First, any cars and /or parts for those cars imported into Canada during those years were subject to a rather stiff tariff. Being that the production of both the Chevrolets and Pontiacs came from the same GM of Canada Oshawa Assembly plant, it was easier and far cheaper to use only the Chevy engines and chassis. Second, Canada was a much smaller market at the time than the US making it harder to spread production (and tariff) costs around. Gas also cost more in Canada making it more economical for consumers to run the lighter, more efficient Chevy engines in the lighter “X” body. And lastly, many dealers in Canada at this time were combination dealerships selling both Chevy and Pontiac. Having the same engine, drive line, et al, in both cars lessened the both the number and value of parts that dealers had to carry in inventory. The result was a
win – win; for years Pontiac sales ranked number three in Canada behind perennial leaders Chevy and Ford. This contrasted to the US market where Pontiac sales lagged behind even Oldsmobile and Dodge-Plymouth.

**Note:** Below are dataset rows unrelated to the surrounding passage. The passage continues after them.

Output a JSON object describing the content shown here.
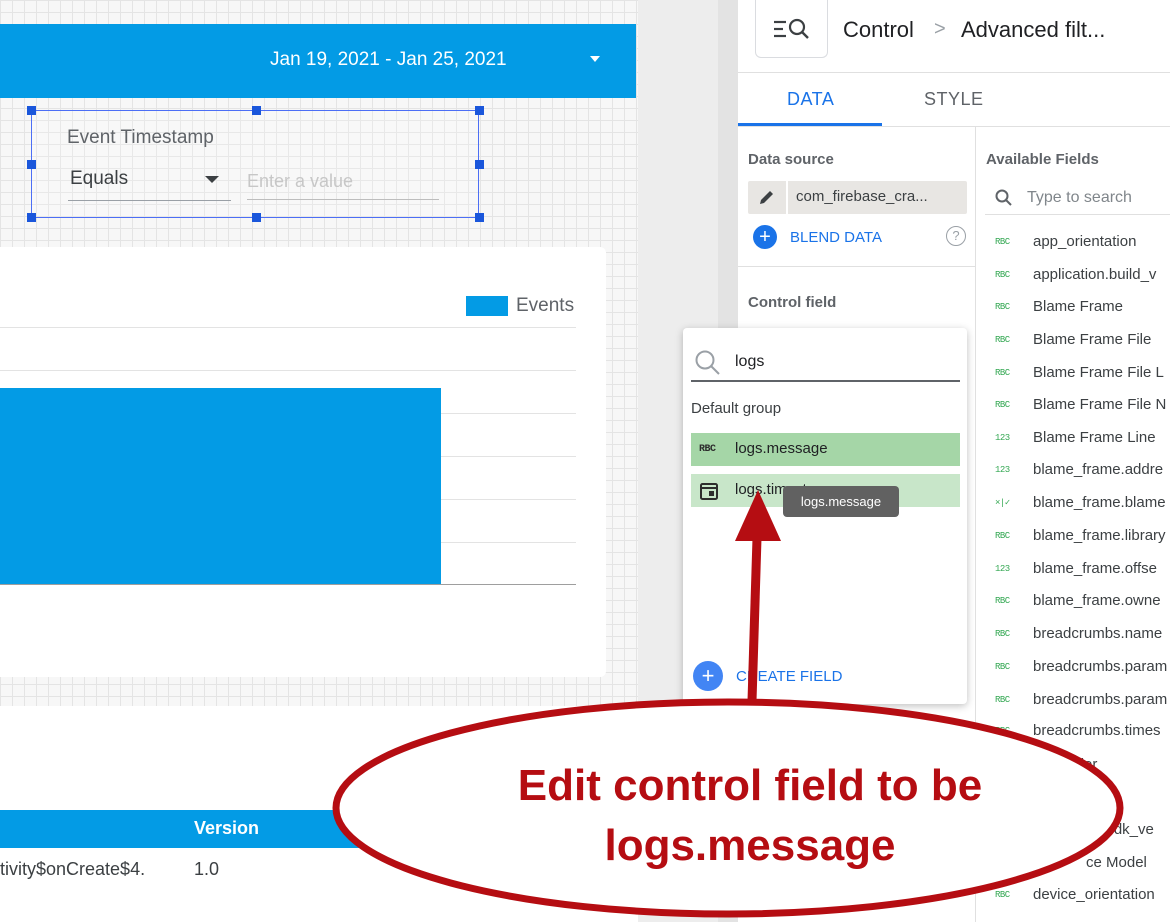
{
  "report": {
    "date_range": "Jan 19, 2021 - Jan 25, 2021",
    "filter_control": {
      "label": "Event Timestamp",
      "operator": "Equals",
      "value_placeholder": "Enter a value"
    },
    "chart": {
      "legend": "Events"
    },
    "table": {
      "columns": [
        "Version"
      ],
      "rows": [
        {
          "activity": "tivity$onCreate$4.",
          "version": "1.0"
        }
      ]
    }
  },
  "chart_data": {
    "type": "bar",
    "series": [
      {
        "name": "Events"
      }
    ],
    "legend": "top-right"
  },
  "panel": {
    "breadcrumb": {
      "component": "Control",
      "separator": ">",
      "type": "Advanced filt..."
    },
    "tabs": [
      {
        "label": "DATA",
        "active": true
      },
      {
        "label": "STYLE",
        "active": false
      }
    ],
    "data_source": {
      "heading": "Data source",
      "name": "com_firebase_cra...",
      "blend_label": "BLEND DATA",
      "help": "?"
    },
    "control_field": {
      "heading": "Control field"
    },
    "available_fields": {
      "heading": "Available Fields",
      "search_placeholder": "Type to search",
      "items": [
        {
          "type": "RBC",
          "name": "app_orientation"
        },
        {
          "type": "RBC",
          "name": "application.build_v"
        },
        {
          "type": "RBC",
          "name": "Blame Frame"
        },
        {
          "type": "RBC",
          "name": "Blame Frame File"
        },
        {
          "type": "RBC",
          "name": "Blame Frame File L"
        },
        {
          "type": "RBC",
          "name": "Blame Frame File N"
        },
        {
          "type": "123",
          "name": "Blame Frame Line"
        },
        {
          "type": "123",
          "name": "blame_frame.addre"
        },
        {
          "type": "×|✓",
          "name": "blame_frame.blame"
        },
        {
          "type": "RBC",
          "name": "blame_frame.library"
        },
        {
          "type": "123",
          "name": "blame_frame.offse"
        },
        {
          "type": "RBC",
          "name": "blame_frame.owne"
        },
        {
          "type": "RBC",
          "name": "breadcrumbs.name"
        },
        {
          "type": "RBC",
          "name": "breadcrumbs.param"
        },
        {
          "type": "RBC",
          "name": "breadcrumbs.param"
        },
        {
          "type": "RBC",
          "name": "breadcrumbs.times"
        },
        {
          "type": "",
          "name": "dentifier"
        },
        {
          "type": "",
          "name": ""
        },
        {
          "type": "",
          "name": "_sdk_ve"
        },
        {
          "type": "",
          "name": "ce Model"
        },
        {
          "type": "RBC",
          "name": "device_orientation"
        }
      ]
    }
  },
  "dropdown": {
    "search_value": "logs",
    "group_label": "Default group",
    "items": [
      {
        "type": "RBC",
        "label": "logs.message"
      },
      {
        "type": "date",
        "label": "logs.timestamp"
      }
    ],
    "tooltip": "logs.message",
    "create_label": "CREATE FIELD"
  },
  "annotation": {
    "text_line1": "Edit control field to be",
    "text_line2": "logs.message",
    "color": "#b50d12"
  },
  "colors": {
    "accent": "#039be5",
    "link": "#1a73e8",
    "field_highlight": "#a5d6a7"
  }
}
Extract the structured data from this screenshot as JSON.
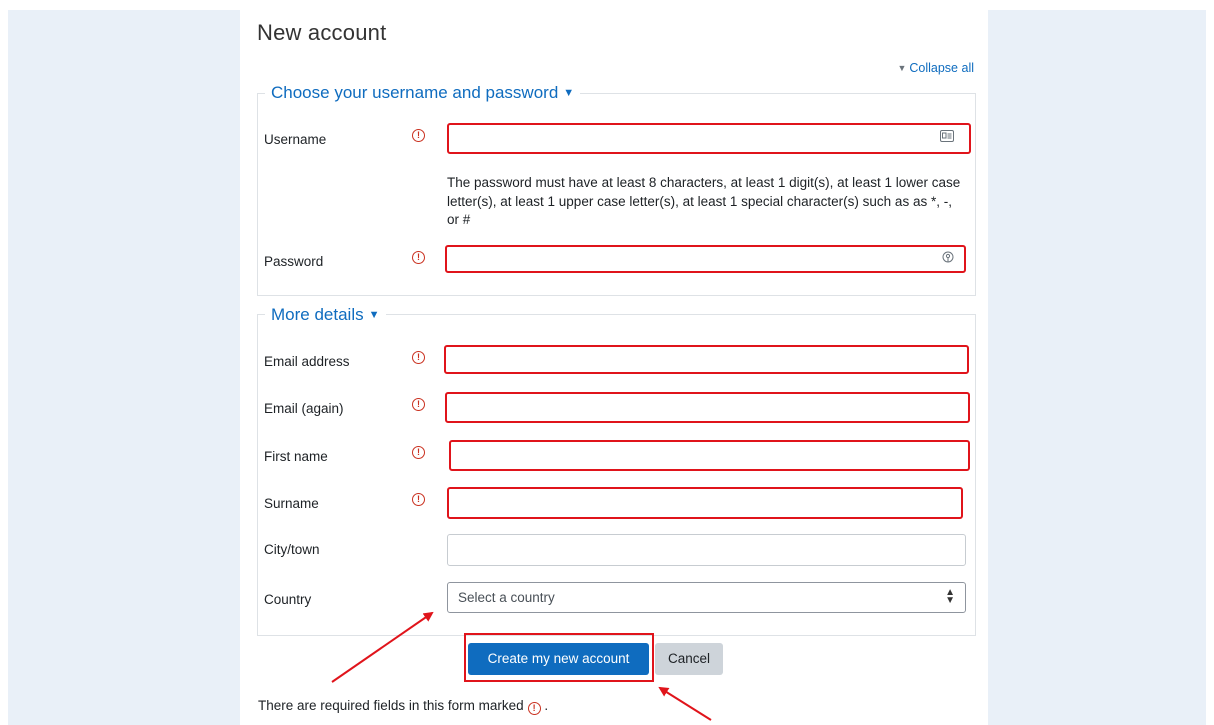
{
  "page": {
    "title": "New account",
    "collapse_all": "Collapse all",
    "required_note_prefix": "There are required fields in this form marked",
    "required_note_suffix": "."
  },
  "section_login": {
    "legend": "Choose your username and password",
    "username_label": "Username",
    "username_value": "",
    "password_policy": "The password must have at least 8 characters, at least 1 digit(s), at least 1 lower case letter(s), at least 1 upper case letter(s), at least 1 special character(s) such as as *, -, or #",
    "password_label": "Password",
    "password_value": ""
  },
  "section_details": {
    "legend": "More details",
    "email_label": "Email address",
    "email_again_label": "Email (again)",
    "first_name_label": "First name",
    "surname_label": "Surname",
    "city_label": "City/town",
    "country_label": "Country",
    "country_select": "Select a country"
  },
  "actions": {
    "create": "Create my new account",
    "cancel": "Cancel"
  },
  "colors": {
    "accent": "#0f6cbf",
    "required": "#ca3120",
    "annotation": "#e0141b"
  },
  "icons": {
    "collapse": "triangle-down-icon",
    "legend_caret": "caret-down-icon",
    "required": "exclamation-circle-icon",
    "username_field": "id-card-icon",
    "password_field": "key-icon",
    "select": "sort-icon"
  }
}
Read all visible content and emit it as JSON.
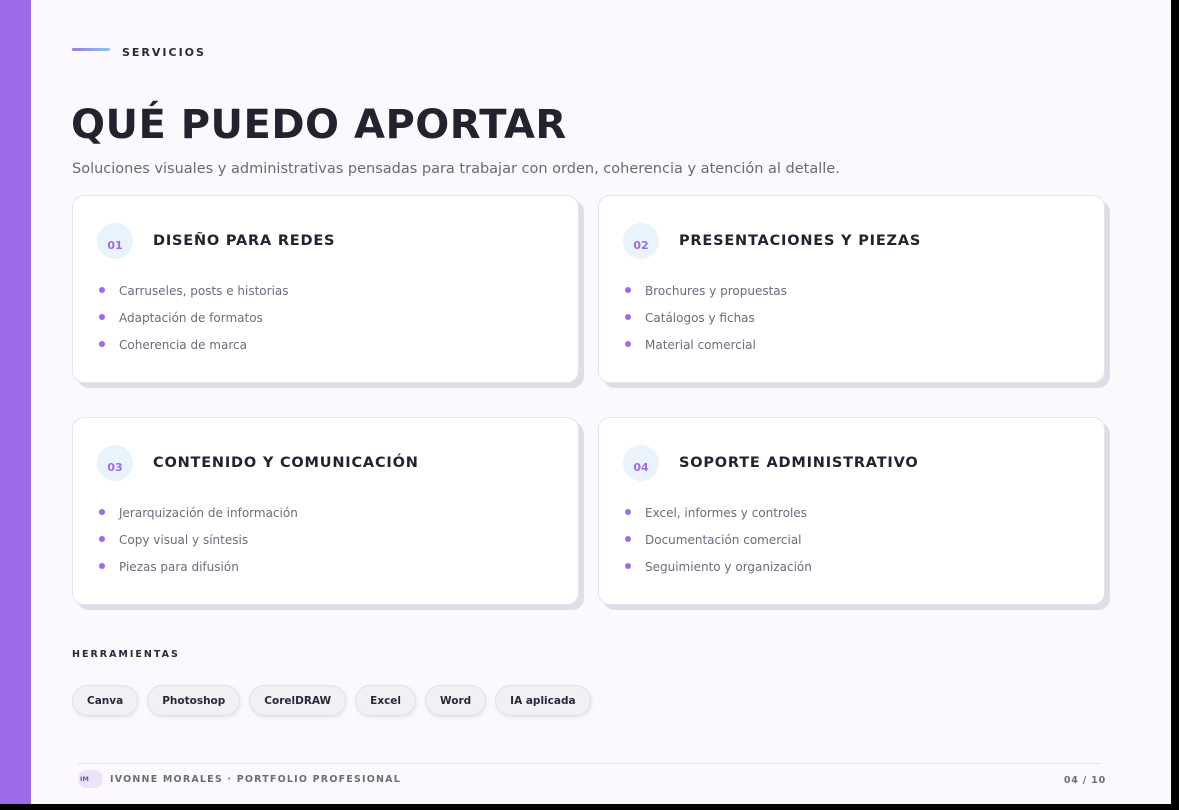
{
  "eyebrow": "SERVICIOS",
  "title": "QUÉ PUEDO APORTAR",
  "subtitle": "Soluciones visuales y administrativas pensadas para trabajar con orden, coherencia y atención al detalle.",
  "colors": {
    "accent": "#9b6bea",
    "background": "#fbf9fd",
    "text": "#25222f"
  },
  "cards": [
    {
      "number": "01",
      "title": "DISEÑO PARA REDES",
      "items": [
        "Carruseles, posts e historias",
        "Adaptación de formatos",
        "Coherencia de marca"
      ]
    },
    {
      "number": "02",
      "title": "PRESENTACIONES Y PIEZAS",
      "items": [
        "Brochures y propuestas",
        "Catálogos y fichas",
        "Material comercial"
      ]
    },
    {
      "number": "03",
      "title": "CONTENIDO Y COMUNICACIÓN",
      "items": [
        "Jerarquización de información",
        "Copy visual y síntesis",
        "Piezas para difusión"
      ]
    },
    {
      "number": "04",
      "title": "SOPORTE ADMINISTRATIVO",
      "items": [
        "Excel, informes y controles",
        "Documentación comercial",
        "Seguimiento y organización"
      ]
    }
  ],
  "tools": {
    "label": "HERRAMIENTAS",
    "items": [
      "Canva",
      "Photoshop",
      "CorelDRAW",
      "Excel",
      "Word",
      "IA aplicada"
    ]
  },
  "footer": {
    "badge": "IM",
    "text": "IVONNE MORALES · PORTFOLIO PROFESIONAL",
    "page": "04 / 10"
  }
}
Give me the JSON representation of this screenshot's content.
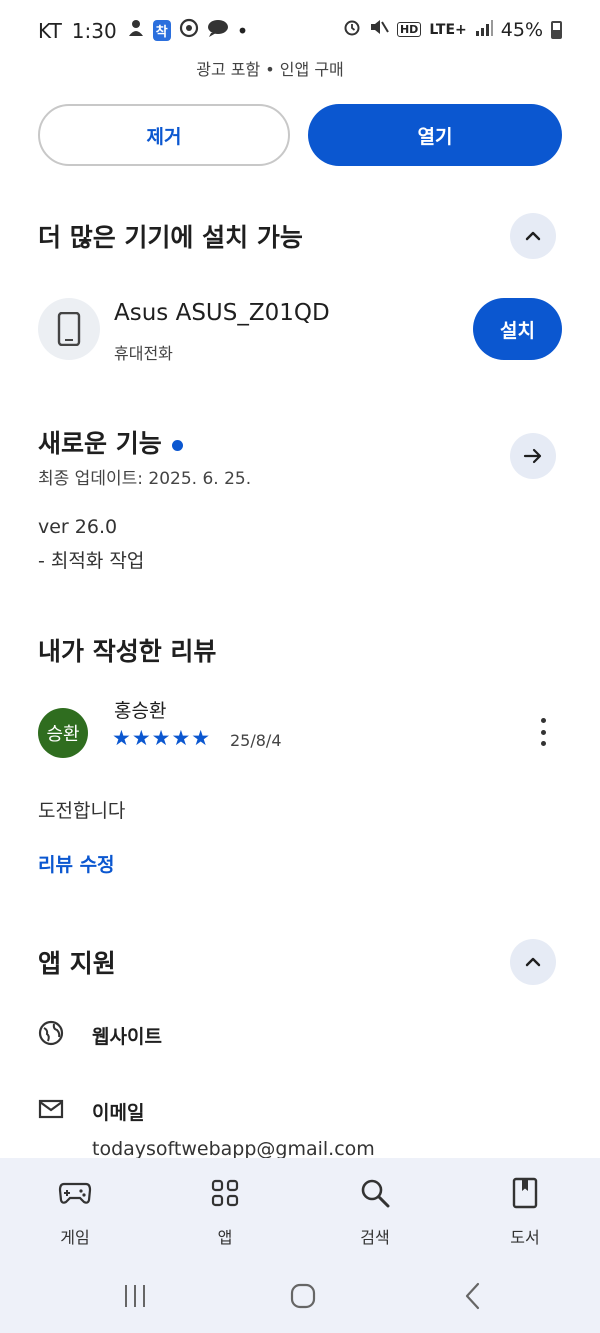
{
  "status_bar": {
    "carrier": "KT",
    "time": "1:30",
    "notif_badge": "착",
    "network": "LTE+",
    "battery": "45%"
  },
  "ad_note": "광고 포함 • 인앱 구매",
  "actions": {
    "uninstall_label": "제거",
    "open_label": "열기"
  },
  "more_devices": {
    "title": "더 많은 기기에 설치 가능",
    "device_name": "Asus ASUS_Z01QD",
    "device_type": "휴대전화",
    "install_label": "설치"
  },
  "whats_new": {
    "title": "새로운 기능",
    "last_updated": "최종 업데이트: 2025. 6. 25.",
    "version": "ver 26.0",
    "notes": "- 최적화 작업"
  },
  "my_review": {
    "title": "내가 작성한 리뷰",
    "avatar_text": "승환",
    "reviewer_name": "홍승환",
    "stars_display": "★★★★★",
    "rating": 5,
    "date": "25/8/4",
    "text": "도전합니다",
    "edit_label": "리뷰 수정"
  },
  "app_support": {
    "title": "앱 지원",
    "website_label": "웹사이트",
    "email_label": "이메일",
    "email_value": "todaysoftwebapp@gmail.com"
  },
  "bottom_nav": {
    "items": [
      {
        "label": "게임",
        "icon": "gamepad-icon"
      },
      {
        "label": "앱",
        "icon": "apps-grid-icon"
      },
      {
        "label": "검색",
        "icon": "search-icon"
      },
      {
        "label": "도서",
        "icon": "book-icon"
      }
    ]
  },
  "colors": {
    "accent": "#0b57d0",
    "avatar_bg": "#2f6d1f",
    "nav_bg": "#eef1f9"
  }
}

But as the economy changed over the years, Sloan’s car for every pocket-book became more and more mute. Pontiac was losing market share. Finally on April 27, 2009 GM announced that the Pontiac name plate would be dropped from production and all remaining inventory would be phased out by the end of 2010. The last model, a G6 was built in January 2010. Though production and franchise agreements ended in 2010, Pontiac remains a registered and active trademark of GM. We may see it again.
This immaculate example of a 1958 Chieftain Convertible now seen in the Lang Collection is a reminder of the glory that was Pontiac in its heyday. Although we may see a Pontiac in the future, we will never see anything like this vehicle again.